Tyrone Burke, May 31, 2019

A Career Well Mapped: Meet the Father of Cybercartography

“The imaginative use of technology is much more important than the technology itself,”says Carleton’s Fraser Taylor, a true pioneer of the cybercartography field.

“That holds true, even today.”

The 1960s were an era of dog-eared political maps and classroom globes. GIS, GPS and Google Maps were still decades away, but Taylor was already using early digital mapping techniques to better understand the spatial dimensions of development issues in east Africa.

“My research started off working on rural development in Kenya,”says the Chancellor’s Distinguished Research Professor of International Affairs, Geography and Environmental Studies, who completed his PhD on a part-time basis during the five years that he spent working for Kenya’s Department of Education.

“But in the process, I started using the earliest form of cybercartography. The traditional method was to look at relationships between things and space using a transparent plastic overlay on a map — placing one distribution on it, then another, then another — to see if there are spatial relationships between the features. Now, you can well imagine that after two or three iterations, it becomes impossible to see what’s happening.”

Synergistic Mapping – SYMAP, for short – was an early, vector-based computer mapping program developed at Harvard’s Laboratory for Computer Graphics and Spatial Analysis. SYMAP enabled Taylor to overlay multiple layers of quantitative variables – as many 20 or 30 on a single map — to determine the spatial relationships between them.

After he completed his PhD, Taylor came to Carleton, where he used SYMAP to map publicly available census data, laying bare the city’s hidden frontiers as he produced the Computer Atlas of Ottawa-Hull, likely the world’s first such publication.

“We weren’t mapping physical environments like capes, and bays, and mountains.
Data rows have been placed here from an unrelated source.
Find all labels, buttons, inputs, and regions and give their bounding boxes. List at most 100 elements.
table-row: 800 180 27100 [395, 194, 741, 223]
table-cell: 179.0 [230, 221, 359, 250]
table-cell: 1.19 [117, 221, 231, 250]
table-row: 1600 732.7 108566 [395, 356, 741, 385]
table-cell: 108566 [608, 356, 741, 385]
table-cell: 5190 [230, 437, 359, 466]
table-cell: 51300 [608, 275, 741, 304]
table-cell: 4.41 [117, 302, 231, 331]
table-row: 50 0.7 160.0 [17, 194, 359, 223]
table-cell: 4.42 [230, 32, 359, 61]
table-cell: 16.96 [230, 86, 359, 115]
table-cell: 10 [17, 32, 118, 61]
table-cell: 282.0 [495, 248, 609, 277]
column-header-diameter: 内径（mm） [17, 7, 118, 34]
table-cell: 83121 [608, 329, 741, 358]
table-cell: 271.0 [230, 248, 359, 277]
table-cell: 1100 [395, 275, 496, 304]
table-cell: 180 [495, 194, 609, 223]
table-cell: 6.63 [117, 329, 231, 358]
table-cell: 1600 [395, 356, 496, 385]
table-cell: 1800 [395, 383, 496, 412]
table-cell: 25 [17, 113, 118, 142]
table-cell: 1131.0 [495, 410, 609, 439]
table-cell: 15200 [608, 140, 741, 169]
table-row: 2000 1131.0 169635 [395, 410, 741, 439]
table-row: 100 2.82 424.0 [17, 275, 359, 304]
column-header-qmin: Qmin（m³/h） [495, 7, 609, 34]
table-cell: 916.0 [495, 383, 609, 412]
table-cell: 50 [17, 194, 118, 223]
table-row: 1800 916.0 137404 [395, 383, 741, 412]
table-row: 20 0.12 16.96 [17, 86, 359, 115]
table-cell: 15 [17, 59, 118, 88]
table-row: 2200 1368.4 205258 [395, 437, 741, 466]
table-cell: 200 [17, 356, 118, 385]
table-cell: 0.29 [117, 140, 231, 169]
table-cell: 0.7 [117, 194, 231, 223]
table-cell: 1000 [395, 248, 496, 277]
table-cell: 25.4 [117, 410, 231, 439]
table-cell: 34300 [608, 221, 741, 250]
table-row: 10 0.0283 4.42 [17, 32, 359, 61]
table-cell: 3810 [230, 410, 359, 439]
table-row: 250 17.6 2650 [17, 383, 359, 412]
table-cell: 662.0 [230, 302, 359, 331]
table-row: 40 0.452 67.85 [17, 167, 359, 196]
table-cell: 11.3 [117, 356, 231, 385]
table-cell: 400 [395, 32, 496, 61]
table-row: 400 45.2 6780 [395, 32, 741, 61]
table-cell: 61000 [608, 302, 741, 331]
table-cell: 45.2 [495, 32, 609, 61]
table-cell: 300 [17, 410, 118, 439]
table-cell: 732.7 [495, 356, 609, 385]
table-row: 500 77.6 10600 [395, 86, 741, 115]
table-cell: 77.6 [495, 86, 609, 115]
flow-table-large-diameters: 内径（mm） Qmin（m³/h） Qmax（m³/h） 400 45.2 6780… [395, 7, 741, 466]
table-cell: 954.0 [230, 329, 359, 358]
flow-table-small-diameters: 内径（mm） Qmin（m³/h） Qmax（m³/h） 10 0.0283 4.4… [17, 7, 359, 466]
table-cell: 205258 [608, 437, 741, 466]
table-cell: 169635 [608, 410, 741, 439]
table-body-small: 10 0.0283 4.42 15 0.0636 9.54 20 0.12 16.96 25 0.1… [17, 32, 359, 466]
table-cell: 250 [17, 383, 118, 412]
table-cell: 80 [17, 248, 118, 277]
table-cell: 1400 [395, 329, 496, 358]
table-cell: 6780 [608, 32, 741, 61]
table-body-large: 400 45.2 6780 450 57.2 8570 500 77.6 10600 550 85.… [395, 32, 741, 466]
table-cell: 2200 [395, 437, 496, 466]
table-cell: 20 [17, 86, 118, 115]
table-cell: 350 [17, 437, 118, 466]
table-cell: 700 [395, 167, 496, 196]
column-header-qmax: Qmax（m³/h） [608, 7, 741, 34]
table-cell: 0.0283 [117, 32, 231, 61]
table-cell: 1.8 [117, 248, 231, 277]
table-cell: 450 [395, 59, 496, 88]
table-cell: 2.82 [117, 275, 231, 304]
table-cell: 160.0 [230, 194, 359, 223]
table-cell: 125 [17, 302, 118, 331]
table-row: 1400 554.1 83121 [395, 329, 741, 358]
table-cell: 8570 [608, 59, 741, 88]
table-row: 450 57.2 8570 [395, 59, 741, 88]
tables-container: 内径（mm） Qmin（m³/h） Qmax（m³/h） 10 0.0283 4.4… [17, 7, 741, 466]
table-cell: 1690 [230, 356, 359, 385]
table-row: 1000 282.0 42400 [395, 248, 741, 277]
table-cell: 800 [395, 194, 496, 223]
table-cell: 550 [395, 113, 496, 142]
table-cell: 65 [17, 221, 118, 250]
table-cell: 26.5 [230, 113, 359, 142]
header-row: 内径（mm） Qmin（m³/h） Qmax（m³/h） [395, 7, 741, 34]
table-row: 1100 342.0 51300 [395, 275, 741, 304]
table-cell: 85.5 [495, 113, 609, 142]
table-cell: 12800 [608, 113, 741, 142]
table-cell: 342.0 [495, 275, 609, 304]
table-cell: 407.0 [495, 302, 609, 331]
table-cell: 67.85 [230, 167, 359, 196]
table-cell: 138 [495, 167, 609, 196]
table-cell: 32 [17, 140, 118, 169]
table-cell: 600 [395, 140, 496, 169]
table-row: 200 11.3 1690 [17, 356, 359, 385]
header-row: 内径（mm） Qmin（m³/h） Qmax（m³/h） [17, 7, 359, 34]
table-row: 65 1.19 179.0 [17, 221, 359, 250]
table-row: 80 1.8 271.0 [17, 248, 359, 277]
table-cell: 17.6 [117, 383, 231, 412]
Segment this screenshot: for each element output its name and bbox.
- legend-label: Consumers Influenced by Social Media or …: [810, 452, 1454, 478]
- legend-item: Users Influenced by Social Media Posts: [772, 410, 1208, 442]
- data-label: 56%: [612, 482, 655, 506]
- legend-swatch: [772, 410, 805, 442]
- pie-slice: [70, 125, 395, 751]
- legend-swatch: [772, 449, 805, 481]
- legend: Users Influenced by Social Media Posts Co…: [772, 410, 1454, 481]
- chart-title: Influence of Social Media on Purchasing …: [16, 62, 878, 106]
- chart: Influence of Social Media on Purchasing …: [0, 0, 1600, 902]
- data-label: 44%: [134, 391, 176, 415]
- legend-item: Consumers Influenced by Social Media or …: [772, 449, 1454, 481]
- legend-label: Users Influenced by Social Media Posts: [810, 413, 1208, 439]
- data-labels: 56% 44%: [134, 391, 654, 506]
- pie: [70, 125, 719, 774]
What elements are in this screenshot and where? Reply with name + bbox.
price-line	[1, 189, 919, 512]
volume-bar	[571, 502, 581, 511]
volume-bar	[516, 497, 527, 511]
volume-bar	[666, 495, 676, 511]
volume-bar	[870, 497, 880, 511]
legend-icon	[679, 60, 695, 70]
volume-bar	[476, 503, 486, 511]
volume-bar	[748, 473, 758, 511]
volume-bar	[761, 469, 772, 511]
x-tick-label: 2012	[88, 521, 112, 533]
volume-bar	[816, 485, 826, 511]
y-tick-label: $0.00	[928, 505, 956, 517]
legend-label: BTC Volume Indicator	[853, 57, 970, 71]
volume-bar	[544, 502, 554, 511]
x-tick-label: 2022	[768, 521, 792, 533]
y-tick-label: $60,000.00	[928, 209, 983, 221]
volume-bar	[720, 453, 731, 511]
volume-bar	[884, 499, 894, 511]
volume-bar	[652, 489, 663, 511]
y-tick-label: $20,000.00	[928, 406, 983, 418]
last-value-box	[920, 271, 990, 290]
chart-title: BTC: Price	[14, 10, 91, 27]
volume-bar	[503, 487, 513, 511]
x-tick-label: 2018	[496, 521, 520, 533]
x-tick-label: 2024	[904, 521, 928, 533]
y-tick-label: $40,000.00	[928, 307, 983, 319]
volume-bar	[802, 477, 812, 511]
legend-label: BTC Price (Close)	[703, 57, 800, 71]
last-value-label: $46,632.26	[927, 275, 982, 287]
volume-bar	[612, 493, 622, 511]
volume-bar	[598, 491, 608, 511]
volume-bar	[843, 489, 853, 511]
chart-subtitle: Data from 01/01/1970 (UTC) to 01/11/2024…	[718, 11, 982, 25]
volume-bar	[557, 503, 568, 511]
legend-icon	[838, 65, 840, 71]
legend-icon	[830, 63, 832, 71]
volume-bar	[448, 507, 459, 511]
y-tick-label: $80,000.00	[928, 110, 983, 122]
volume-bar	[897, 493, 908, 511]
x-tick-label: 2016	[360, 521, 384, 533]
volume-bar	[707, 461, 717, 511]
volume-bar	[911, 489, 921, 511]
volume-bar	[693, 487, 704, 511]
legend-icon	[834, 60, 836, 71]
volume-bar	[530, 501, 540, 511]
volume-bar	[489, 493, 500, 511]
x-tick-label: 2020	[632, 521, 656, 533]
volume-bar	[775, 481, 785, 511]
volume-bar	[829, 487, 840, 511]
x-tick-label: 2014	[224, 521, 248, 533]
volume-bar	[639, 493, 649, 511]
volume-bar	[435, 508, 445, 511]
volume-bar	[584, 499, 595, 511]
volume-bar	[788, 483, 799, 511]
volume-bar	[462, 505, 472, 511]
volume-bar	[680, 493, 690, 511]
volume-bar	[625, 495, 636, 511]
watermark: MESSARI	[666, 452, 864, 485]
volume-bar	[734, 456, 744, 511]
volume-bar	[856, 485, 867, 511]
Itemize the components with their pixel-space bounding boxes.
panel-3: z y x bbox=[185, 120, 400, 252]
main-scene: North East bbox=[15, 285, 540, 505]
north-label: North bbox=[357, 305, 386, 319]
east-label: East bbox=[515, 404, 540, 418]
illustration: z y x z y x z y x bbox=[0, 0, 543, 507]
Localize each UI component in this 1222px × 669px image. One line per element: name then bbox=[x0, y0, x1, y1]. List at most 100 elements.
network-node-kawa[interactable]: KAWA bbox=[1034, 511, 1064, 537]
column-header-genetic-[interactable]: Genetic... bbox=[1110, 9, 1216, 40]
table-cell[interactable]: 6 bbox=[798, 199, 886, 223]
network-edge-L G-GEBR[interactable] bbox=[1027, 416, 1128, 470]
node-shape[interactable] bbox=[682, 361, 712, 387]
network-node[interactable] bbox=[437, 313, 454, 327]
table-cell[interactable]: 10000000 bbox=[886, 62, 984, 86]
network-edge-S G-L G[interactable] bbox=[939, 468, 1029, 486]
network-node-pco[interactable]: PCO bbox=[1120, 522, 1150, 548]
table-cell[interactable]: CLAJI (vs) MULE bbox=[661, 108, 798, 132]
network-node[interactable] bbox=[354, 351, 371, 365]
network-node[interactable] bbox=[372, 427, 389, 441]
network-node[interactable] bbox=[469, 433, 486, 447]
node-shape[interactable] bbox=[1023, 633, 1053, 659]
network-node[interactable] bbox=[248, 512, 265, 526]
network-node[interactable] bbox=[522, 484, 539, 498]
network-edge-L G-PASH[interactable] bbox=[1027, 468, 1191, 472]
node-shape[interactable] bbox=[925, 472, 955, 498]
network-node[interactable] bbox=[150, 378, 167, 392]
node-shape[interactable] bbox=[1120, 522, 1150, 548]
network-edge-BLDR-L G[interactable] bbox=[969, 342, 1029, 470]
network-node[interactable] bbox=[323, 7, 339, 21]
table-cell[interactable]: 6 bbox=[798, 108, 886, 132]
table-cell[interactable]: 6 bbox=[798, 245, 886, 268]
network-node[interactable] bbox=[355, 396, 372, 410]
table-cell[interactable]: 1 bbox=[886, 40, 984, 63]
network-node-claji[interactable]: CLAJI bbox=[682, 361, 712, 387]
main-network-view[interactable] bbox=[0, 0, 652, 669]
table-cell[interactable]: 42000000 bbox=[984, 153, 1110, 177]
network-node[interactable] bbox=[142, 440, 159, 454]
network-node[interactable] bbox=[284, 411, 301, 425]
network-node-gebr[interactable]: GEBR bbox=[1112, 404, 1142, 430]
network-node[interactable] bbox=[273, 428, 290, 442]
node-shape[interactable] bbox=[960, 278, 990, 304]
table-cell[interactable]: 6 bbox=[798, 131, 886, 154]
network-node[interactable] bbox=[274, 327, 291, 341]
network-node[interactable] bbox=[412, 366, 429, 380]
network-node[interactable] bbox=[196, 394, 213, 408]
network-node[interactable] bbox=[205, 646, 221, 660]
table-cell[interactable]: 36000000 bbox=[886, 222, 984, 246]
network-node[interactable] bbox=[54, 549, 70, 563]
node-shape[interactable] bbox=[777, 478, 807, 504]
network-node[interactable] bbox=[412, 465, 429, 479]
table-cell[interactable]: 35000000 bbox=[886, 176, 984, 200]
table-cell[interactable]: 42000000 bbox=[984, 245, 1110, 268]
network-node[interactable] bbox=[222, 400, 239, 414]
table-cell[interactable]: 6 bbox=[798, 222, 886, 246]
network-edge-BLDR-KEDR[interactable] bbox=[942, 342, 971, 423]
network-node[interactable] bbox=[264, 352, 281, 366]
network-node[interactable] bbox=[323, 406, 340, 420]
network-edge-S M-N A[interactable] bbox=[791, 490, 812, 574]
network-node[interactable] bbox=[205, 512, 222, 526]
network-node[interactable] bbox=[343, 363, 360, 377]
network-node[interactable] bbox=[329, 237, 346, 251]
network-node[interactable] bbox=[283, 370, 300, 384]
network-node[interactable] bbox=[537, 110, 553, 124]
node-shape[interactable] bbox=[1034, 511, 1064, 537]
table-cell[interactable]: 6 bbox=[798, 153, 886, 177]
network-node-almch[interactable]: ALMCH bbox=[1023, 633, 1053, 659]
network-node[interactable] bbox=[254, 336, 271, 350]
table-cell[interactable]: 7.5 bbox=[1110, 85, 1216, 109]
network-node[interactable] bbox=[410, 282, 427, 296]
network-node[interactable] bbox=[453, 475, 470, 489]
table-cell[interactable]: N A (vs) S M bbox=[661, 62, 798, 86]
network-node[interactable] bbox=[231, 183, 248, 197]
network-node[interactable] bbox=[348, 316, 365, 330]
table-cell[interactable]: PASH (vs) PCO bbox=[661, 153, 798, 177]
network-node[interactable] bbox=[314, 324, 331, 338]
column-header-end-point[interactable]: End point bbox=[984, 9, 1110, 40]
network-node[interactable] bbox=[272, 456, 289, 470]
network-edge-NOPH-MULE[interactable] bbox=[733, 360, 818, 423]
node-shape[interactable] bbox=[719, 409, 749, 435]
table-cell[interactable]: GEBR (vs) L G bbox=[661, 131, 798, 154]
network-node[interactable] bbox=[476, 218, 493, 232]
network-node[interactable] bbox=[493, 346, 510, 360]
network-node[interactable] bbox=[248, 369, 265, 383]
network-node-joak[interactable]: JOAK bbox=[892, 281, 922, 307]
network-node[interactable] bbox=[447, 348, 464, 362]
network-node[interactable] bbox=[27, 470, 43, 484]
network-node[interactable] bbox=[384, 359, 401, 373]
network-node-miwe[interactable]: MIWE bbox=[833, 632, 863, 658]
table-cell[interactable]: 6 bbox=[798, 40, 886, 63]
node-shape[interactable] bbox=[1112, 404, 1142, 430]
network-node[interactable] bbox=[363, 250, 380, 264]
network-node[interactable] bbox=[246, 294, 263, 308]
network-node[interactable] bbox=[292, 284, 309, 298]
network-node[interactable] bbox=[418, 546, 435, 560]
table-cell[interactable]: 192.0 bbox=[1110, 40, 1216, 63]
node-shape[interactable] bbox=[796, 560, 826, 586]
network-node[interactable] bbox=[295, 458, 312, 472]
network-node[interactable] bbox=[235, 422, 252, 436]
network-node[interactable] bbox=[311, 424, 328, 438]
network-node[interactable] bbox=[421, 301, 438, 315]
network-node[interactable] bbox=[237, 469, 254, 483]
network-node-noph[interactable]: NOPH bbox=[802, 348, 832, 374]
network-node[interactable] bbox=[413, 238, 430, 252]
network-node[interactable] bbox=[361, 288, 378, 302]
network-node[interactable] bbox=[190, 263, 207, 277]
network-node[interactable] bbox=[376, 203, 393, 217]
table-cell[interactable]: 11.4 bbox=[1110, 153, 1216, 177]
We were mapping social environments. Things like income levels, poverty and language — and the relationships between them. The work we do today at the Geomatics and Cartographic Research Centre dates back to those early days of applying geospatial analysis to these types of problems.”

Those maps showed stark divisions between Anglophones and Francophones, and their relationships with islands of wealth and poverty in three-dimensional computer-generated images produced using the companion GRID program.

It’s a type of visualization that’s become so common that we might take it for granted, but when Taylor was mapping these social features in the 1970s – more than four decades ago – they were eye-opening and generated significant media interest, with stories about his work on CBC News and in The Globe and Mail.

These maps and visualization helped us see our cities in new ways, but the tools that generated them were primitive by today’s standards. Taylor compares the power of the $25,000 custom-made digitizer he then used to what powers singing birthday cards today. For what he paid for that digitizer in 1967, he could today purchase several complete systems.

To obtain printouts of his early maps, Taylor sent sets of punch cards to the lab at Harvard, each card an individual variable. There, the data could be combined, and a map printed using a dot printer programmed to overlay multiple letters on a single cell on the page to produce different shades of grey — something like how the typewriters of the time would repeatedly type letters onto the same space, when they were jammed.

Digital mapping technology has advanced, but as Director of Carleton’s Geomatics and Cartographic Research Centre, Taylor continues to develop new forms of multi-media and multi-sensory cybercartographic atlases using the unique Nunaliit platform developed at Carleton. The Centre partners with First Nations and Inuit communities to help them visualize their unique understandings of their traditional territories.

“Even now, many maps are produced from the top down by a national mapping agency,”he says.

“You get what they decide they’re going to map. Our approach has almost always been the opposite: to map from the bottom up, so that the viewpoint is from the perspective of the local community.”

One such project is a partnership with the Kitikmeot Heritage Society in Cambridge Bay, Nunavut. In 2005, the organization approached the Centre about mapping the community’s traditional place names and stories.

The central Arctic landscape surrounding the hamlet on the southern shore of Victoria Island is vast and unforgiving, and many traditional place names have a practical elements that helps travelers on the land stay safe – one place might be named for perilously swift flow of its river, another for the presence of polar bears.

A current, similar project with the community Gjoa Haven, Nunavut enables present-day hunters to transmit GPS data via satellite to highlight what’s happening on the land in real-time, uploading observations of animal migrations or physio-geographical information such as weakness in the ice. It also allows the hunter to seek help in an emergency as the location of the snowmobile is accurately portrayed on the map.

“The principal thing to remember is that projects like this one are community-generated, and the community controls them, not the opposite way round,” Taylor says.

“When communities come to you with their own money to do something, you can be sure they consider the work to be of value.”